A rating analyst is warning that changes in how federal regulators implement the Patient Protection and Affordable Care Act could negatively impact the accuracy of health insurers’ pricing models.
Steve Zaharuk, a senior vice president at Moody’s Investors Service, wrote about the possible effects of the changes in a new credit outlook commentary.
The commentary comes in light of the U.S. Treasury Department’s PPACA employer mandate delay and a move by the U.S. Department of Health and Human Services to loosen exchange income eligibility requirements for a year.
By delaying implementation of the employer mandate, the Obama administration could increase the number of individuals who will be shopping for health coverage through the new exchange system, Zaharuk wrote in the Moody’s commentary.
“In addition, some price-sensitive individuals will now have an easier time qualifying for government subsidies,” Zaharuk wrote.

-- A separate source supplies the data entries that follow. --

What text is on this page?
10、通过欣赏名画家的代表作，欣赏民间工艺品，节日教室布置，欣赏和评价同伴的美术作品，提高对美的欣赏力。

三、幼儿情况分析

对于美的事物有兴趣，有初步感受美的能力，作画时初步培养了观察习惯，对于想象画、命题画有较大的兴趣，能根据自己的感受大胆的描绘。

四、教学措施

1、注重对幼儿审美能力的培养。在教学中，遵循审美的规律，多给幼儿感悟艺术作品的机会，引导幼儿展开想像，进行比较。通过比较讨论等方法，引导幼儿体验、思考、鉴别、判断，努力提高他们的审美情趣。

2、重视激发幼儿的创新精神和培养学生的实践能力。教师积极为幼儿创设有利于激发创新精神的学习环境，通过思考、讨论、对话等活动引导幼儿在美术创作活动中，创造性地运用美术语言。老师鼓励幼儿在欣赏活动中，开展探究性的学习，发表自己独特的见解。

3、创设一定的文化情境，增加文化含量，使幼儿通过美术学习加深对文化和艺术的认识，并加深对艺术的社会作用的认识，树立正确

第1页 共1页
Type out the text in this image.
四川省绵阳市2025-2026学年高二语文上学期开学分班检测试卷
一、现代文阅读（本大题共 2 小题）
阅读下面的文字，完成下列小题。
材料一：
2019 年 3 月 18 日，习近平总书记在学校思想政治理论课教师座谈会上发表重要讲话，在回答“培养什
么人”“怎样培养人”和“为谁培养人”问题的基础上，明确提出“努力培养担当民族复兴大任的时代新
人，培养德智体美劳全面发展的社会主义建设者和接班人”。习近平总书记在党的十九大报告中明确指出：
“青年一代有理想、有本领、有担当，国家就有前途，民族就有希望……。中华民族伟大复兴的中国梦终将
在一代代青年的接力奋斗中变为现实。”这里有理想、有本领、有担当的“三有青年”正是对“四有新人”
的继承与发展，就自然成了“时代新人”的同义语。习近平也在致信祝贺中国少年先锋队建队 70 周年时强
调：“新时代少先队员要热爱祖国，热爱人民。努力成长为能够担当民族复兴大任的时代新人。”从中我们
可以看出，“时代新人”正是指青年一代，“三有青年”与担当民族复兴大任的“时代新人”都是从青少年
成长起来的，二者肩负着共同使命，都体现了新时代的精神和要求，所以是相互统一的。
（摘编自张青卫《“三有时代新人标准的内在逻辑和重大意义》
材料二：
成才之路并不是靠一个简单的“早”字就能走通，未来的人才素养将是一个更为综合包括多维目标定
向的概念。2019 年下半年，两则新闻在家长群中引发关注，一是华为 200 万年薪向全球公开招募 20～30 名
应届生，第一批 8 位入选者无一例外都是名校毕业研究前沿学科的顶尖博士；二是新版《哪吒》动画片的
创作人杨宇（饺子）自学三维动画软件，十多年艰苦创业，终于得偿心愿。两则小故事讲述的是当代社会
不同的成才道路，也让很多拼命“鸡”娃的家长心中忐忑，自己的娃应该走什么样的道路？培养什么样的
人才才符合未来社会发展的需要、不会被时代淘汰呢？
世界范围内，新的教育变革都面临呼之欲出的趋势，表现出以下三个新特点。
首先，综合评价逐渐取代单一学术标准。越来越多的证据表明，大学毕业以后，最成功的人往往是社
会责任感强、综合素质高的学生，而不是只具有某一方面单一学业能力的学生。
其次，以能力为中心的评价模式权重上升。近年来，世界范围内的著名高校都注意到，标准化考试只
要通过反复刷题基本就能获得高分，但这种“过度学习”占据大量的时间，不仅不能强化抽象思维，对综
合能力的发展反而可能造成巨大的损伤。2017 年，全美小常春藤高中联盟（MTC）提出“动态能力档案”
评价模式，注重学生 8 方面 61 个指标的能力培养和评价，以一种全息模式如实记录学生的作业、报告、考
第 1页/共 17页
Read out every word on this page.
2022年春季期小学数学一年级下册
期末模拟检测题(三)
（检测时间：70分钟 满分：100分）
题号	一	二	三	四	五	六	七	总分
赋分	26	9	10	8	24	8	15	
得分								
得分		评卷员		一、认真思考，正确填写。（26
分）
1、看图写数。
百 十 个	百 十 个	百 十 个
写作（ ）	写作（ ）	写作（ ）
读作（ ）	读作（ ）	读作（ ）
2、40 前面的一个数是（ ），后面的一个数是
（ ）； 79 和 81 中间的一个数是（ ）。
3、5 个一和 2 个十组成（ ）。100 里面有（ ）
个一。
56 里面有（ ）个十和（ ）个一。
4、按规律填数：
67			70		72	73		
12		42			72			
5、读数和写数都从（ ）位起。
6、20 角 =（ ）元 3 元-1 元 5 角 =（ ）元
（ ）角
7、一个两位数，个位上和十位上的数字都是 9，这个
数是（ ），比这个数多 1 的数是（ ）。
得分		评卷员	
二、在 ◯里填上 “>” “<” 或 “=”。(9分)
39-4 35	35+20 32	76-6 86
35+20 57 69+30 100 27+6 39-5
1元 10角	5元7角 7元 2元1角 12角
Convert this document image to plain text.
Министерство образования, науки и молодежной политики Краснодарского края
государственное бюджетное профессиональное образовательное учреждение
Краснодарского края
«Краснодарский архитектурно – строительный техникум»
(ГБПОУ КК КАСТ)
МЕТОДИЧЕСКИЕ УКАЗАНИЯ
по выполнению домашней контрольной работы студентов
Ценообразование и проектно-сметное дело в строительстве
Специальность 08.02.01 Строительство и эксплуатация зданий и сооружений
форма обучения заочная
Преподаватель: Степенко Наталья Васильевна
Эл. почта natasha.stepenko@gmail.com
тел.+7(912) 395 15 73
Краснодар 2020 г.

The changes could increase individual health policy sales, but, for insurers, the problem is that they have priced their products based on the assumption that PPACA will be fully implemented.
If the government puts off implementing some parts of PPACA, the actual demographics of individual market coverage applicants could be different what the insurers had expected, Zaharuk said.
“Obviously, a less healthy population would result in higher-than-anticipated medical costs,” Zaharuk wrote. “This risk is likely, as we expect there will be individuals who use this opportunity to obtain subsidized insurance in 2014 for elective procedures, driving up medical costs.”
The insurers that bring in those costlier-than-expected enrollees could face higher customer-service staffing costs as well as higher-than-expected medical costs.
Meanwhile, some individuals that buy individual exchange coverage as a result of the temporary impementation changes could drop their coverage in 2015, when the temporary changes end, Zaharuk said.
For insurers, the possibility that many new individual policy customers could rush out the doors in 2015 will make coming up with 2015 pricing and staffing levels difficult.
If exchanges and state regulators let health insurers change their 2014 rates to compensate for the new regulatory uncertainty, that “would somewhat mitigate the negative implications,” Zaharuk wrote.